Io l’ho capita che Putin mi suscita orrore e disgusto, e me lo suscitava da ben prima dell’invasione. Orrore come tiranno assassino e disgusto per come, Omino di Burro di Pinocchio, abbia in questi anni condotto il suo carretto per tutto l’Occidente, reclutando tanti Lucignoli e Pinocchi che, con le spalle al caldo della democrazia occidentale, si permettevano di giocare a smontarla e inneggiavano al Paese dei balocchi dell’uomo “risoluto”. La democrazia occidentale è così, larga e tollerante, diciamo pure superficiale e distratta, e tollera anche gli scemetti con le magliette, i video tarocchi (e i soldi) di un satrapo sanguinario, che tale era anche prima di fare quello che ha fatto a febbraio.
Non ho un’idea precisa sull’Ucraina, se non che votano in elezioni libere e frequenti e che sono stati invasi da una democratura (dove un signore semplicemente non le perde più le elezioni, ci sono ma non può perderle, e dunque è come se non ci fossero) e questo, ancor prima delle immagini raccapriccianti, determina per chi parteggio.
Non mi convince per nulla, sempre per l’idea che mi sono fatta, ogni riferimento alle provocazioni della NATO. Uno perché il termine “provocazione” in Occidente nel 2022 deve essere bandito da qualunque ragionamento che attenui le colpe individuali e collettive, da uno schiaffo a una donna a una rissa a una guerra. Due perché l’irruzione della Storia nelle nostre vite ci fa, mi fa, riconsiderare nuovamente dove si preferisce stare e io, a differenza del Professor Canfora, sto meglio di qua dicendo che c’è molto da cambiar e da migliorare che di là, dove non puoi dirlo.

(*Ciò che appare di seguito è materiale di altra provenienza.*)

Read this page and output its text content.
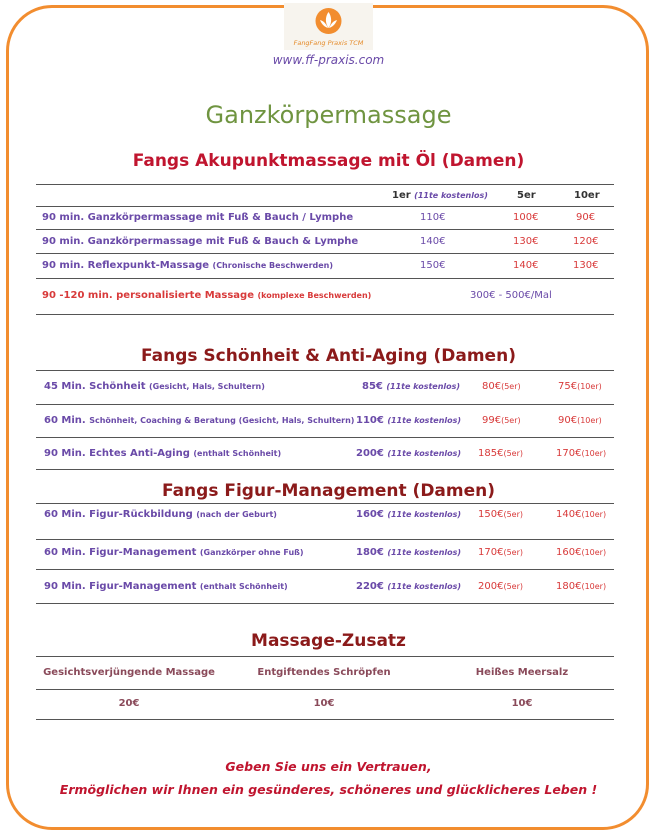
FangFang Praxis TCM
www.ff-praxis.com
Ganzkörpermassage
Fangs Akupunktmassage mit Öl (Damen)
1er (11te kostenlos)	5er	10er
90 min. Ganzkörpermassage mit Fuß & Bauch / Lymphe	110€	100€	90€
90 min. Ganzkörpermassage mit Fuß & Bauch & Lymphe	140€	130€	120€
90 min. Reflexpunkt-Massage (Chronische Beschwerden)	150€	140€	130€
90 -120 min. personalisierte Massage (komplexe Beschwerden)	300€ - 500€/Mal
Fangs Schönheit & Anti-Aging (Damen)
45 Min. Schönheit (Gesicht, Hals, Schultern)	85€ (11te kostenlos) 80€(5er)	75€(10er)
60 Min. Schönheit, Coaching & Beratung (Gesicht, Hals, Schultern) 110€ (11te kostenlos) 99€(5er)	90€(10er)
90 Min. Echtes Anti-Aging (enthalt Schönheit)	200€ (11te kostenlos) 185€(5er)	170€(10er)
Fangs Figur-Management (Damen)
60 Min. Figur-Rückbildung (nach der Geburt)	160€ (11te kostenlos) 150€(5er)	140€(10er)
60 Min. Figur-Management (Ganzkörper ohne Fuß)	180€ (11te kostenlos) 170€(5er)	160€(10er)
90 Min. Figur-Management (enthalt Schönheit)	220€ (11te kostenlos) 200€(5er)	180€(10er)
Massage-Zusatz
Gesichtsverjüngende Massage	Entgiftendes Schröpfen	Heißes Meersalz
20€	10€	10€
Geben Sie uns ein Vertrauen,
Ermöglichen wir Ihnen ein gesünderes, schöneres und glücklicheres Leben !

Tutto ciò persino troppo lungamente premesso, come si risponde a Jacopo Tondelli che ci esorta a essere sinceri? Che ci, mi, va bene qualunque soluzione che innanzitutto tenga la Guerra guerreggiata lontano dalle nostre vite, salvaguardando quanto più possibile la popolazione civile che per sventura si è trovata a nascere e a vivere in luoghi del mondo vicini a noi ma non abbastanza da partecipare alla nostra, efficace, sublimazione della Guerra. L’Occidente, l’Europa soprattutto, ha inteso con successo negli ultimi decenni smaterializzare e fare scomparire la Guerra dalle nostre vite. Non perché non ci fosse in assoluto, ma perché quella fisica con uomini che sparavano ad altri uomini era lontana e quelle immateriali, economiche, tecnologiche, culturali, erano e sono più digeribili. Oggi che la nostra società, già scossa da interruzioni violente al proprio scorrere, si trova a dover fronteggiare un rischio concreto, violento e terrificante, di avere la Guerra vera molto, troppo, vicina, ecco, io vorrei innanzitutto che la si tenesse più lontana.

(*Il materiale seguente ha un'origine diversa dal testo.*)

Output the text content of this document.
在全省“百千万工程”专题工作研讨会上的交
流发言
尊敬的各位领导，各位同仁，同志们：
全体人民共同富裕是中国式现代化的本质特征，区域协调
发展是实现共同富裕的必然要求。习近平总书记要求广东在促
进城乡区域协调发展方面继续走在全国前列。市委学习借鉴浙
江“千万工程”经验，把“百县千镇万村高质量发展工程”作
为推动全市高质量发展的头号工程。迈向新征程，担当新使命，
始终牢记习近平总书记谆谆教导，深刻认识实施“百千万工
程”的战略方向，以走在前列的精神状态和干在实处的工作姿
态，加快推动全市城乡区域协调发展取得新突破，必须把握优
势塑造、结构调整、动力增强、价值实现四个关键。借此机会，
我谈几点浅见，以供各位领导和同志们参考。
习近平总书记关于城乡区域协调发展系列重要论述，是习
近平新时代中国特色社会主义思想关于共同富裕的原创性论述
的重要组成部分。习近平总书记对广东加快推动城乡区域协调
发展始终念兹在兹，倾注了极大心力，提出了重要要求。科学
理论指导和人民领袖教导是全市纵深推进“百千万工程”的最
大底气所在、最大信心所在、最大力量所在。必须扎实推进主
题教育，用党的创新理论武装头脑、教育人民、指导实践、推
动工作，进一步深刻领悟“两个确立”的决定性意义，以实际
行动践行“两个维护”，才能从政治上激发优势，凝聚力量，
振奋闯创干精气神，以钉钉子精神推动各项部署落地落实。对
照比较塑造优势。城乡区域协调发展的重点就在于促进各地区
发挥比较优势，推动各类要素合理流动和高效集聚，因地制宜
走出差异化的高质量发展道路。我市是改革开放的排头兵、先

Come? Nemmeno io, che non ho manco fatto il militare, lo so. A sentimento mi pare che continuare a sostenere la resistenza ucraina senza formalmente degenerare in un conflitto diretto con la Russia mi pare un buona idea, o almeno la migliore di quelle che ho sentito, oltre che la più conforme agli interessi di tenere la Guerra lontano culturalmente e fisicamente da noi, sostenendo un popolo che ci somiglia e impedendo che chi ci somiglia molto meno possa pensare di andare oltre, nell’Europa formale e dunque a casa nostra.

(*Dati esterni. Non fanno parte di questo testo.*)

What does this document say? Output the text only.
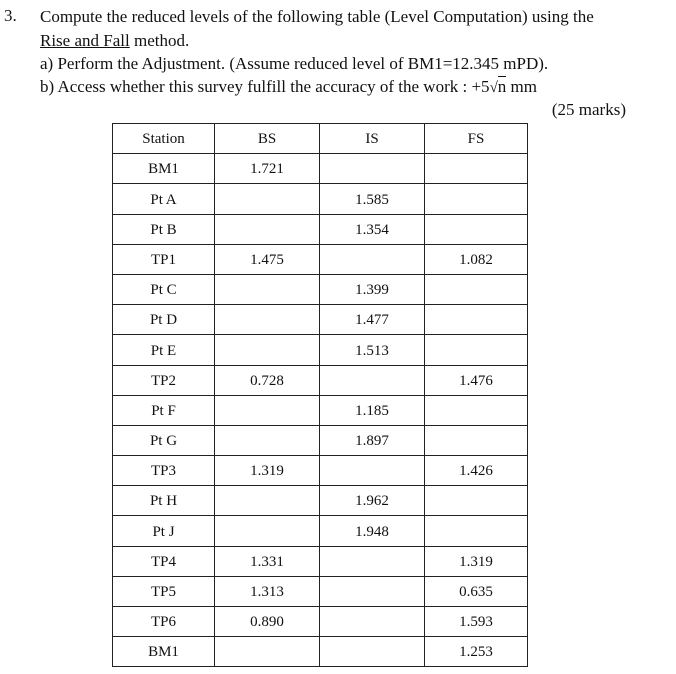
3. Compute the reduced levels of the following table (Level Computation) using the
Rise and Fall method.
a) Perform the Adjustment. (Assume reduced level of BM1=12.345 mPD).
b) Access whether this survey fulfill the accuracy of the work : +5√n mm
(25 marks)
Station	BS	IS	FS
BM1	1.721		
Pt A		1.585	
Pt B		1.354	
TP1	1.475		1.082
Pt C		1.399	
Pt D		1.477	
Pt E		1.513	
TP2	0.728		1.476
Pt F		1.185	
Pt G		1.897	
TP3	1.319		1.426
Pt H		1.962	
Pt J		1.948	
TP4	1.331		1.319
TP5	1.313		0.635
TP6	0.890		1.593
BM1			1.253
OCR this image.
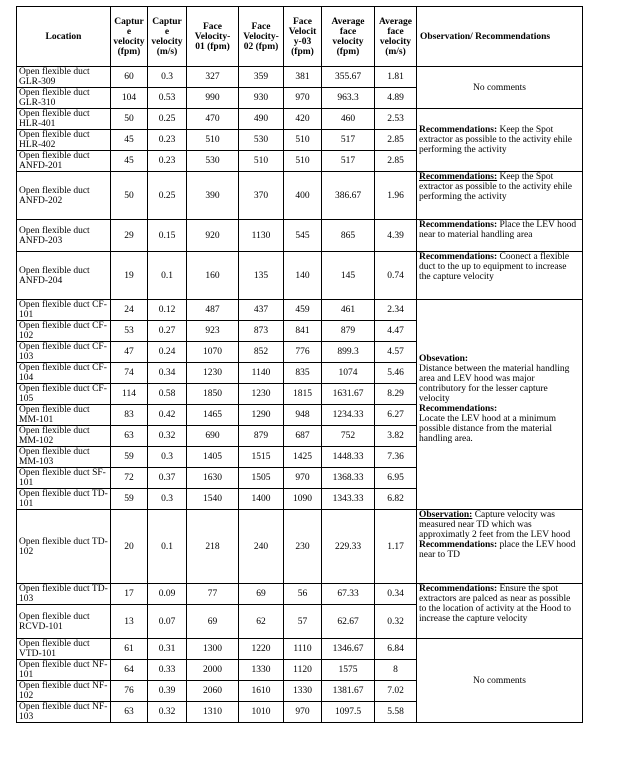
Location	Captur e velocity (fpm)	Captur e velocity (m/s)	Face Velocity- 01 (fpm)	Face Velocity- 02 (fpm)	Face Velocit y-03 (fpm)	Average face velocity (fpm)	Average face velocity (m/s)	Observation/ Recommendations
Open flexible duct GLR-309	60	0.3	327	359	381	355.67	1.81	No comments
Open flexible duct GLR-310	104	0.53	990	930	970	963.3	4.89	
Open flexible duct HLR-401	50	0.25	470	490	420	460	2.53	Recommendations: Keep the Spot extractor as possible to the activity ehile performing the activity
Open flexible duct HLR-402	45	0.23	510	530	510	517	2.85	
Open flexible duct ANFD-201	45	0.23	530	510	510	517	2.85	
Open flexible duct ANFD-202	50	0.25	390	370	400	386.67	1.96	Recommendations: Keep the Spot extractor as possible to the activity ehile performing the activity
Open flexible duct ANFD-203	29	0.15	920	1130	545	865	4.39	Recommendations: Place the LEV hood near to material handling area
Open flexible duct ANFD-204	19	0.1	160	135	140	145	0.74	Recommendations: Coonect a flexible duct to the up to equipment to increase the capture velocity
Open flexible duct CF-101	24	0.12	487	437	459	461	2.34	Obsevation:
Distance between the material handling area and LEV hood was major contributory for the lesser capture velocity
Recommendations:
Locate the LEV hood at a minimum possible distance from the material handling area.

Open flexible duct CF-102	53	0.27	923	873	841	879	4.47	
Open flexible duct CF-103	47	0.24	1070	852	776	899.3	4.57	
Open flexible duct CF-104	74	0.34	1230	1140	835	1074	5.46	
Open flexible duct CF-105	114	0.58	1850	1230	1815	1631.67	8.29	
Open flexible duct MM-101	83	0.42	1465	1290	948	1234.33	6.27	
Open flexible duct MM-102	63	0.32	690	879	687	752	3.82	
Open flexible duct MM-103	59	0.3	1405	1515	1425	1448.33	7.36	
Open flexible duct SF-101	72	0.37	1630	1505	970	1368.33	6.95	
Open flexible duct TD-101	59	0.3	1540	1400	1090	1343.33	6.82	
Open flexible duct TD-102	20	0.1	218	240	230	229.33	1.17	Observation: Capture velocity was measured near TD which was approximatly 2 feet from the LEV hood
Recommendations: place the LEV hood near to TD

Open flexible duct TD-103	17	0.09	77	69	56	67.33	0.34	Recommendations: Ensure the spot extractors are palced as near as possible to the location of activity at the Hood to increase the capture velocity
Open flexible duct RCVD-101	13	0.07	69	62	57	62.67	0.32	
Open flexible duct VTD-101	61	0.31	1300	1220	1110	1346.67	6.84	No comments
Open flexible duct NF-101	64	0.33	2000	1330	1120	1575	8	
Open flexible duct NF-102	76	0.39	2060	1610	1330	1381.67	7.02	
Open flexible duct NF-103	63	0.32	1310	1010	970	1097.5	5.58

Sono “panciafichista”, come chiamavano spregiativamente quelli che non volevano entrare in guerra nel 1915? Non credo, non è una categoria che in qualunque modo mi appassioni. Penso, ripeto, che la nostra sublimazione della Guerra e dell’aggressività politica e sociale non sia debolezza, né adesione acritica allo statu quo, ma un equilibrio non scontato da difendere. Come da difendere sono la possibilità di avere un dibattito libero, anche con gli scemetti ex o attualmente filoputiniani o né-né, la misericordia di andare a prendere gli Ucraini alla frontiera (perché siamo cromaticamente e culturalmente più in empatia con loro che con i siriani? certo che è una stronzata, ma avremo tempo e modo di migliorare), la preoccupazione per il gas che è comfort a casa e posti di lavoro.
Non vogliamo la Guerra a casa perché abbiamo il mutuo? E se fosse?